EDR: Cluster Does Not Start, Datagrid Errors
search cancel

EDR: Cluster Does Not Start, Datagrid Errors

book

Article ID: 291554

calendar_today

Updated On:

Products

Carbon Black EDR (formerly Cb Response)

Issue/Introduction

  • Cluster starts cb-datagrid service on master node but fails to start the cb-datagrid service(s) on minions.
  • Error found in /var/log/cb/datagrid/debug.log:
2020-12-13 19:48:18,807 - [WARN] - from com.hazelcast.nio.tcp.TcpIpConnection in hz._hzInstance_1_dev.IO.thread-in-2
[10.220.40.5]:5701 [dev] [3.9.4] Connection[id=57, /127.0.0.1:5701->/127.0.0.1:40394, endpoint=[127.0.0.1]:40394, alive=false, type=PYTHON_CLIENT] closed.
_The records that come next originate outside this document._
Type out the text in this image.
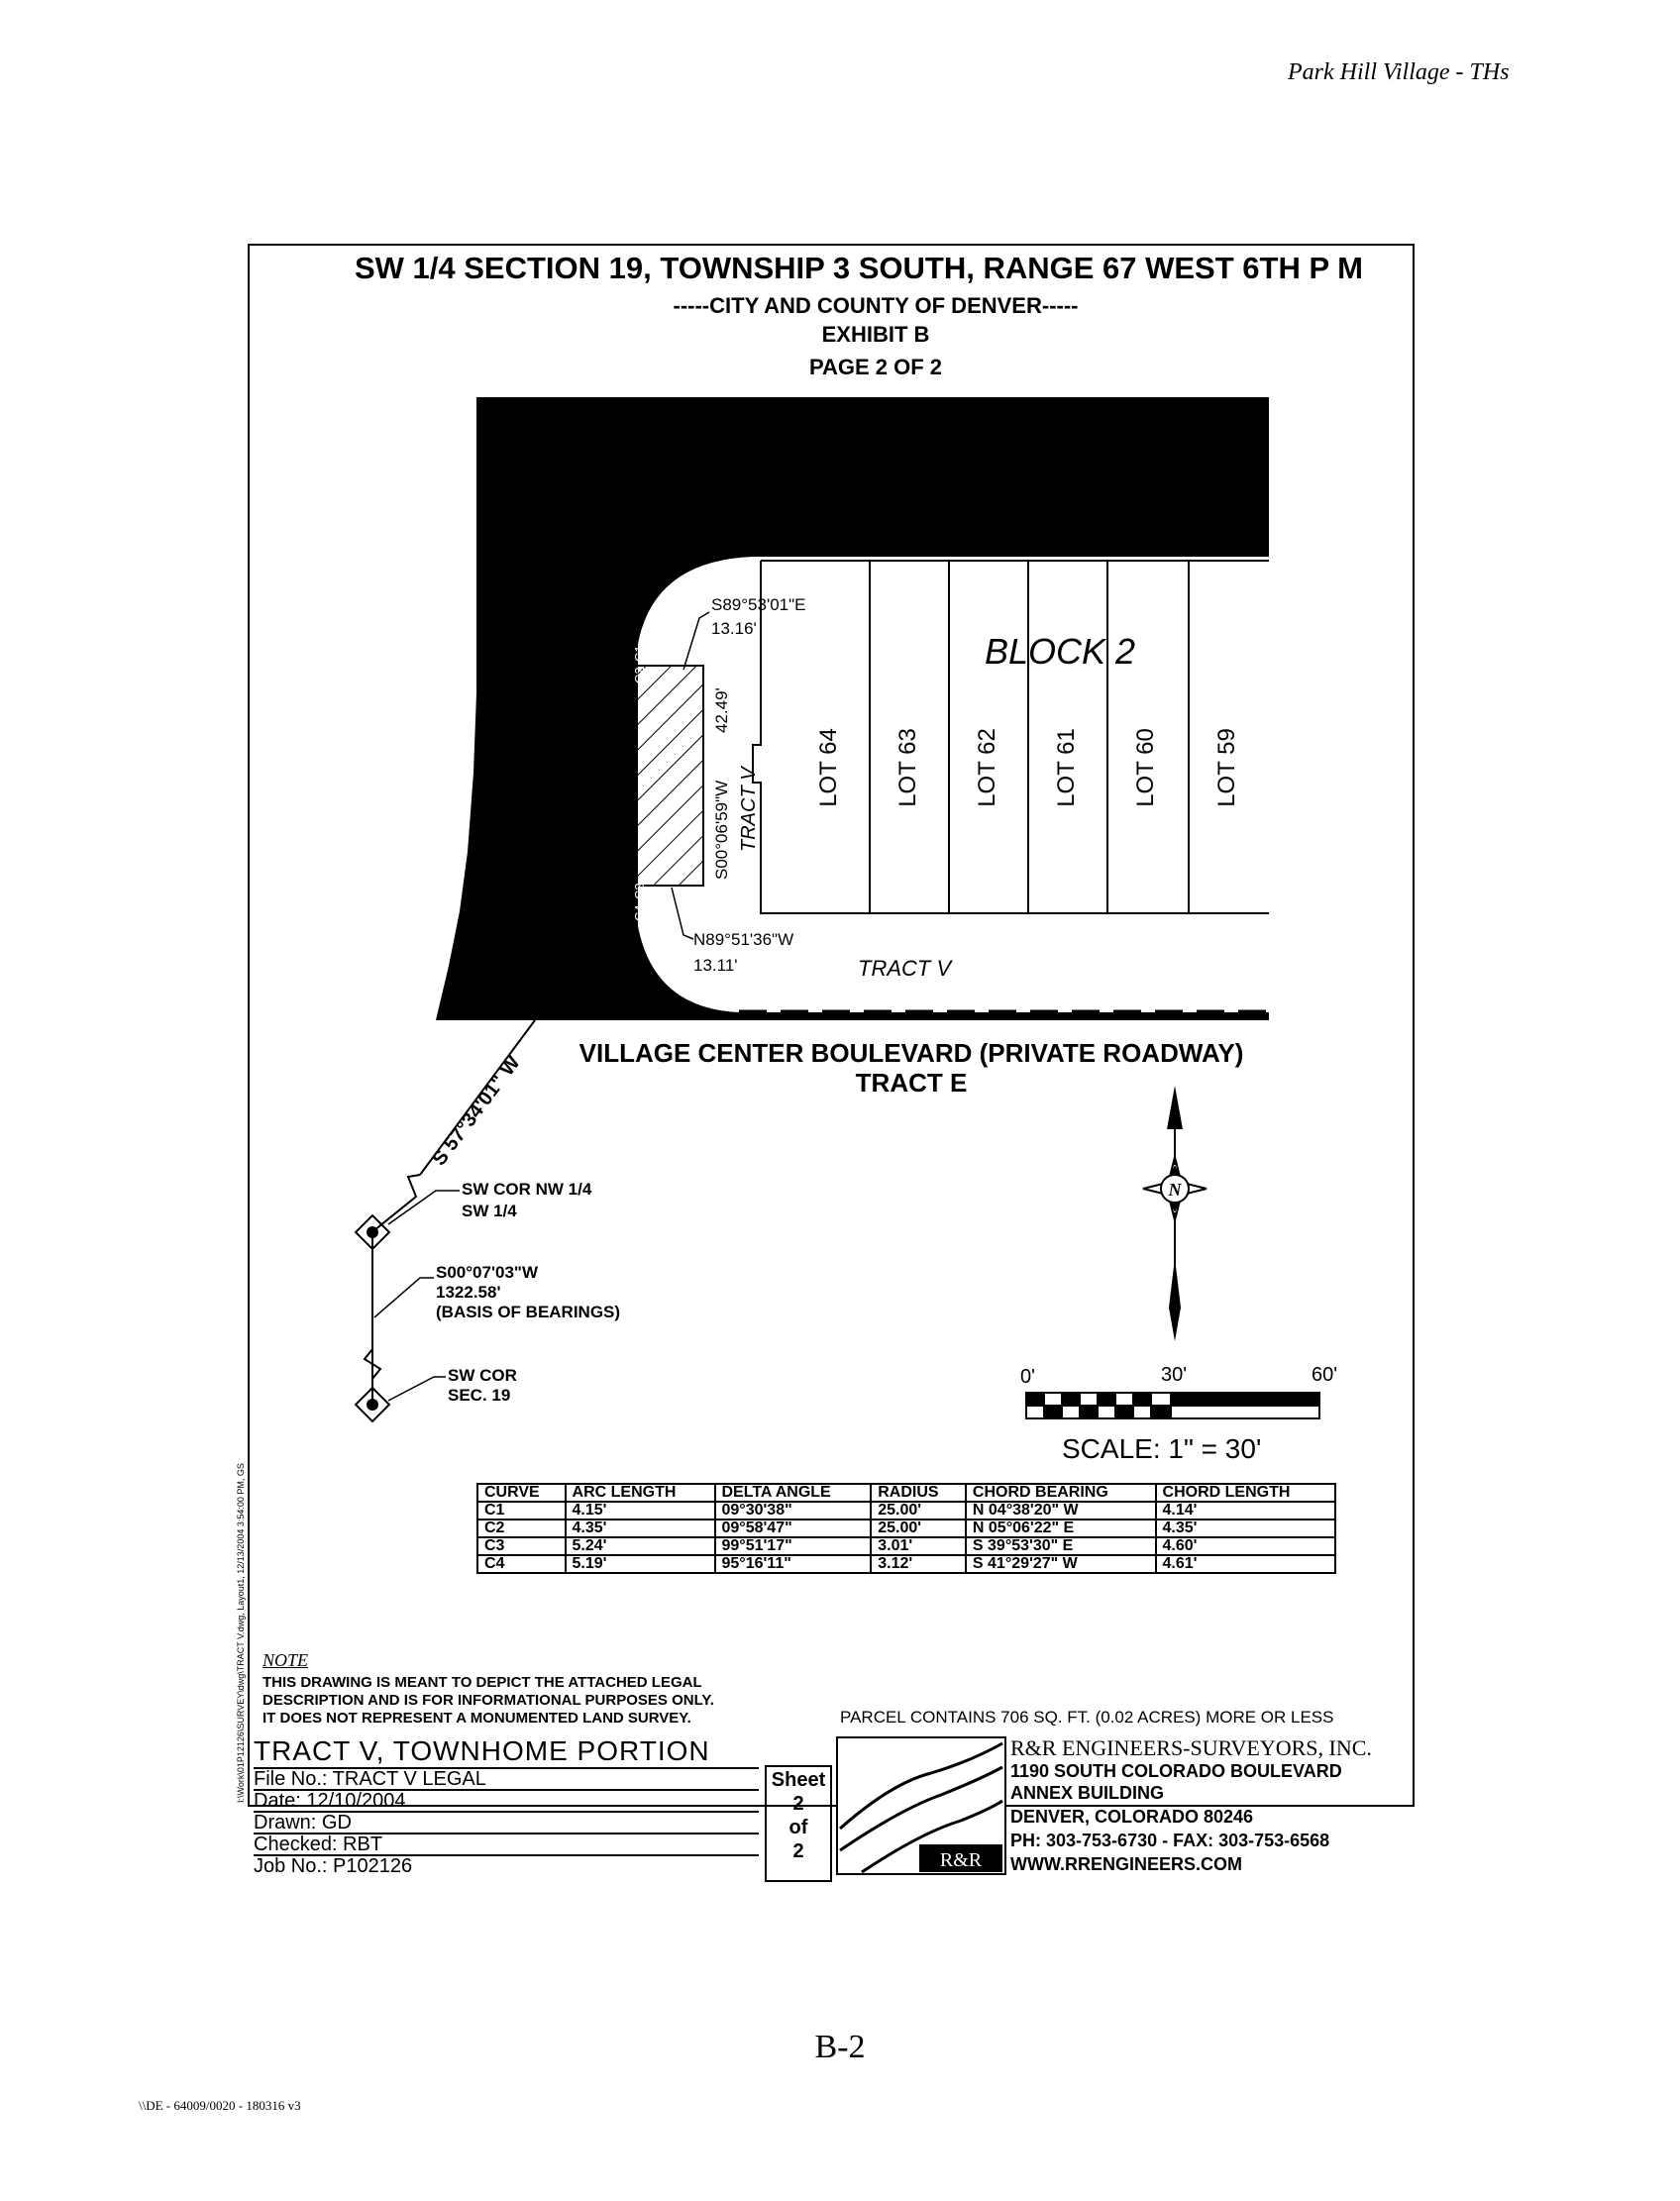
Park Hill Village - THs
SW 1/4 SECTION 19, TOWNSHIP 3 SOUTH, RANGE 67 WEST 6TH P M
-----CITY AND COUNTY OF DENVER-----
EXHIBIT B
PAGE 2 OF 2
BLOCK 2
LOT 64 LOT 63 LOT 62 LOT 61 LOT 60 LOT 59
TRACT V
TRACT V
S89°53'01"E
13.16'
S00°06'59"W
42.49'
N89°51'36"W
13.11'
C1
C2
C3
C4
VILLAGE CENTER BOULEVARD (PRIVATE ROADWAY)
TRACT E
S 57°34'01" W
SW COR NW 1/4
SW 1/4
S00°07'03"W
1322.58'
(BASIS OF BEARINGS)
SW COR
SEC. 19
N
0'	30'	60'
SCALE: 1" = 30'
I:\Work\01P12126\SURVEY\dwg\TRACT V.dwg, Layout1, 12/13/2004 3:54:00 PM, GS
R&R
CURVE	ARC LENGTH	DELTA ANGLE	RADIUS	CHORD BEARING	CHORD LENGTH
C1	4.15'	09°30'38"	25.00'	N 04°38'20" W	4.14'
C2	4.35'	09°58'47"	25.00'	N 05°06'22" E	4.35'
C3	5.24'	99°51'17"	3.01'	S 39°53'30" E	4.60'
C4	5.19'	95°16'11"	3.12'	S 41°29'27" W	4.61'
NOTE
THIS DRAWING IS MEANT TO DEPICT THE ATTACHED LEGAL
DESCRIPTION AND IS FOR INFORMATIONAL PURPOSES ONLY.
IT DOES NOT REPRESENT A MONUMENTED LAND SURVEY.	PARCEL CONTAINS 706 SQ. FT. (0.02 ACRES) MORE OR LESS
TRACT V, TOWNHOME PORTION
File No.: TRACT V LEGAL
Date: 12/10/2004
Drawn: GD
Checked: RBT
Job No.: P102126
Sheet
2
of
2
R&R ENGINEERS-SURVEYORS, INC.
1190 SOUTH COLORADO BOULEVARD
ANNEX BUILDING
DENVER, COLORADO 80246
PH: 303-753-6730 - FAX: 303-753-6568
WWW.RRENGINEERS.COM
B-2
\\DE - 64009/0020 - 180316 v3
Reason: Exception in Connection[id=57, /127.0.0.1:5701->/127.0.0.1:40394, endpoint=[127.0.0.1]:40394, alive=true, type=PYTHON_CLIENT], thread=hz._hzInstance_1_dev.IO.thread-in-2
java.io.IOException: Connection reset by peer
        at sun.nio.ch.FileDispatcherImpl.read0(Native Method)
        at sun.nio.ch.SocketDispatcher.read(SocketDispatcher.java:39)
        at sun.nio.ch.IOUtil.readIntoNativeBuffer(IOUtil.java:223)
        at sun.nio.ch.IOUtil.read(IOUtil.java:197)
        at sun.nio.ch.SocketChannelImpl.read(SocketChannelImpl.java:379)
        at com.hazelcast.internal.networking.AbstractChannel.read(AbstractChannel.java:94)
        at com.hazelcast.internal.networking.nio.NioChannelReader.handle(NioChannelReader.java:127)
        at com.hazelcast.internal.networking.nio.NioThread.handleSelectionKey(NioThread.java:401)
        at com.hazelcast.internal.networking.nio.NioThread.handleSelectionKeys(NioThread.java:386)
        at com.hazelcast.internal.networking.nio.NioThread.selectLoop(NioThread.java:293)
        at com.hazelcast.internal.networking.nio.NioThread.run(NioThread.java:248)

 

Environment

  • EDR: All Supported Versions
  • RHEL/CentOS: 7.x +

Cause

SystemD unit/service has gotten into a bad state and needs to be corrected on each minion.

Resolution

  • Go to each minion and check the status of the cb-enterprise service using systemctl:​​​​
/bin/systemctl status cb-enterprise.service
  • If all services are stopped on the system (this can be checked using the service command, see below) but return Action of anything but Inactive: (dead), perform the steps below:
    • If anything other than Inactive: (dead) is observed. Run the command below to see if the status will change to Inactive: (dead):
/bin/systemctl stop cb-enterprise.service
  • ​The SystemD stop command will not stop any running services if in a bad state, instead we should use the commands below to target those running services:
service cb-enterprise status
service <cb-service-name> stop
  • A system restart on each of the minions would also correct this issue.